Dal tempo del saggio “Schei” di Gian Antonio Stella sino all’ultimo articolo di Michele Serra sui capannoni industriali abbandonati nel Nord Est, due autori hanno descritto drammaticamente la realtà produttiva, e soprattutto operaia, dell’ex miracolo economico veneto: Vitaliano Trevisan con la sua toccante autobiografia in Works, e Fabio Franzin con la sua poesia scritta proprio da una intera esperienza di vita all’interno della fabbrica. E dall’opera principale “Fabrica” a questo ultimo libro “‘A fabrica ribandonàdha” (Arcipelago itaca Edizioni, 2021, Osimo), Franzin chiude il ciclo letterario che narra di una scommessa economico sociale fallimentare già in partenza: una piccola e media industria trainata dalle svalutazioni competitive e sullo sfruttamento dei lavoratori, una trasformazione valoriale di un territorio che porta, nell’arco di una sola generazione, da Dio a mammona, dalla solidarietà all’egoismo. Uno sviluppo dalle gambe corte che sottrarrà terra fertile alla semplicità contadina di un tempo e porterà alla dirompente forza corruttiva della nuova religione degli “schei”.

Fabio Franzin canta la remissione della classe operaia che non ha via di fuga dalla fabbrica: fabbrica che è il giogo che pesa sui destini delle famiglie proletarie, automatismo che non si riesce a disinnescare nemmeno per sabotaggio. L’autore, in presa diretta all’interno dei capannoni industriali, usa la lingua del suo territorio: il veneto. Suoni e pronuncia e madonne tra lamiere e torni, turni di notte e straordinari tirati al fine settimana sino ad ammattire, sino allo sboom, alla disoccupazione, per non essere considerati più buoni come ingranaggio dal quale estrarre profitto e speculazione. Leggere la poesia di Franzin è indispensabile per rimanere sempre empaticamente connessi alla sofferenza di chi vive nei luoghi di produzione. Quando alla durezza dei ritmi della fabbrica si affiancano gli incubi dell’incertezza sul futuro lavorativo. I mali atroci di una società sempre più sfaldata dove, forse, è possibile intravedere gli ultimi gesti di solidarietà proprio in coloro che condividono la dolorosa esperienza di fabbrica.

Notizia

Coeva al periodo che va dalla stesura di Fabrica (Atelier 2009) e Co’e man monche (Le voci della luna 2011), ‘A fabrica ribandonàdha nasce come una costola, un’appendice del poema operaio negli anni della grande crisi del terzo millennio. È stata scritta durante il periodo di forzata inattività seguita al fallimento dell’azienda che produceva pannelli semilavorati per mobili in cui avevo prestato la mia opera (reparto presse), per oltre un ventennio, e quindi sballottato nel tempo vuoto della mobilità, della ricerca di un nuovo inserimento nella realtà professionale. Vuoto durato quasi tre lunghi anni.

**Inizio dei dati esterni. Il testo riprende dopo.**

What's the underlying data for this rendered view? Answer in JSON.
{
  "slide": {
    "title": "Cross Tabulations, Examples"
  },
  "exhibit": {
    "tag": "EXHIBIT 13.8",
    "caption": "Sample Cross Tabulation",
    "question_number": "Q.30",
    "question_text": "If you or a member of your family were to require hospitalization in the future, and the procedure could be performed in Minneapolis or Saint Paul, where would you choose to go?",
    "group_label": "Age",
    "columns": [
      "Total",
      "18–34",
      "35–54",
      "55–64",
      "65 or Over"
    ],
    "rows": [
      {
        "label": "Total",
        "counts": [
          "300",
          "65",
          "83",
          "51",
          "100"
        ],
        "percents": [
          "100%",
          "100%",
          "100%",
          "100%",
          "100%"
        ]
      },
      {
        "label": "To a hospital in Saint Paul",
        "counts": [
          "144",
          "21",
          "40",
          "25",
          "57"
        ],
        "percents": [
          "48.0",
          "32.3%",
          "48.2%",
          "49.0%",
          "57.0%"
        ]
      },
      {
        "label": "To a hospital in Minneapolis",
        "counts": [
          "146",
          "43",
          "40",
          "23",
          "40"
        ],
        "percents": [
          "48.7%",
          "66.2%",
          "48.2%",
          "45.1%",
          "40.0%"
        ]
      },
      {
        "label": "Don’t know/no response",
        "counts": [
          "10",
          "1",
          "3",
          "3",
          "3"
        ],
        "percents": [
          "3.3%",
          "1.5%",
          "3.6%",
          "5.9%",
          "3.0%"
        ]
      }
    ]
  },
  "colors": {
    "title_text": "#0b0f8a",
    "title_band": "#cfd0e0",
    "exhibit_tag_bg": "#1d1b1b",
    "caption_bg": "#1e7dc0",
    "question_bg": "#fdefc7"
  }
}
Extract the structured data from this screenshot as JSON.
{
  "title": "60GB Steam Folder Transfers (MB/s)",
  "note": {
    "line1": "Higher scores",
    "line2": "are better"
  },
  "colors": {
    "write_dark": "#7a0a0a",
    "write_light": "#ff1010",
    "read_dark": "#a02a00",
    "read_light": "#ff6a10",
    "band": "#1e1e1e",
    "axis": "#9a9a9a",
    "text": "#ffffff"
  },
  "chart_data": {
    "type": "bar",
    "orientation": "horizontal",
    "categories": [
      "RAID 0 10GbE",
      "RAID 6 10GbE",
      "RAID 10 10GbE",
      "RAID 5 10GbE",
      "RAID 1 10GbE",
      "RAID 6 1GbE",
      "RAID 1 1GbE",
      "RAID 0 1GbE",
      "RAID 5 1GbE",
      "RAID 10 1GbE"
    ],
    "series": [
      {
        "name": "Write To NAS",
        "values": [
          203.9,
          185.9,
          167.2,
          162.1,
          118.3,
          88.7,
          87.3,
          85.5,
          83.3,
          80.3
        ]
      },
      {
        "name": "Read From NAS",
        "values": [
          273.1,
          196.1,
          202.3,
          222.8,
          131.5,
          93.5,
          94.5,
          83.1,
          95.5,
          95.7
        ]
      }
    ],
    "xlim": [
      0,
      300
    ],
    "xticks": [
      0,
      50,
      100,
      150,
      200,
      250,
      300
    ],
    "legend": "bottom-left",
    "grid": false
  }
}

I testi posti in Appendice, nella sezione Te l‘erta del calvario, sui temi succitati, variano da una stesura (poi rivista) di quell’epoca, sino a testi scritti negli ultimi anni, come echi di una realtà che mi vede ancora dentro, ancora ancorato ai gesti delle mani e della si- rena, e anche come una sorta di colloquio sul tema con i poeti più amati.

La crisi è tutt’altro che superata, purtroppo, visto che, un decennio dopo, siamo ancora a registrare la moria di posti di lavoro (causati anche dal sempre più consistente impiego della robotica), e la chiusura di molte attività, sia nel mezzogiorno, come nel nord est del nostro paese, per la delocalizzazione dei siti produttivi in paesi dove la manifattura è a più basso costo.

L’avvento della pandemia da Covid, poi, con i suoi lockdown, totali e parziali, le restrizioni, i ristori statali insufficienti, non faranno che aggravare una condizione già in affanno.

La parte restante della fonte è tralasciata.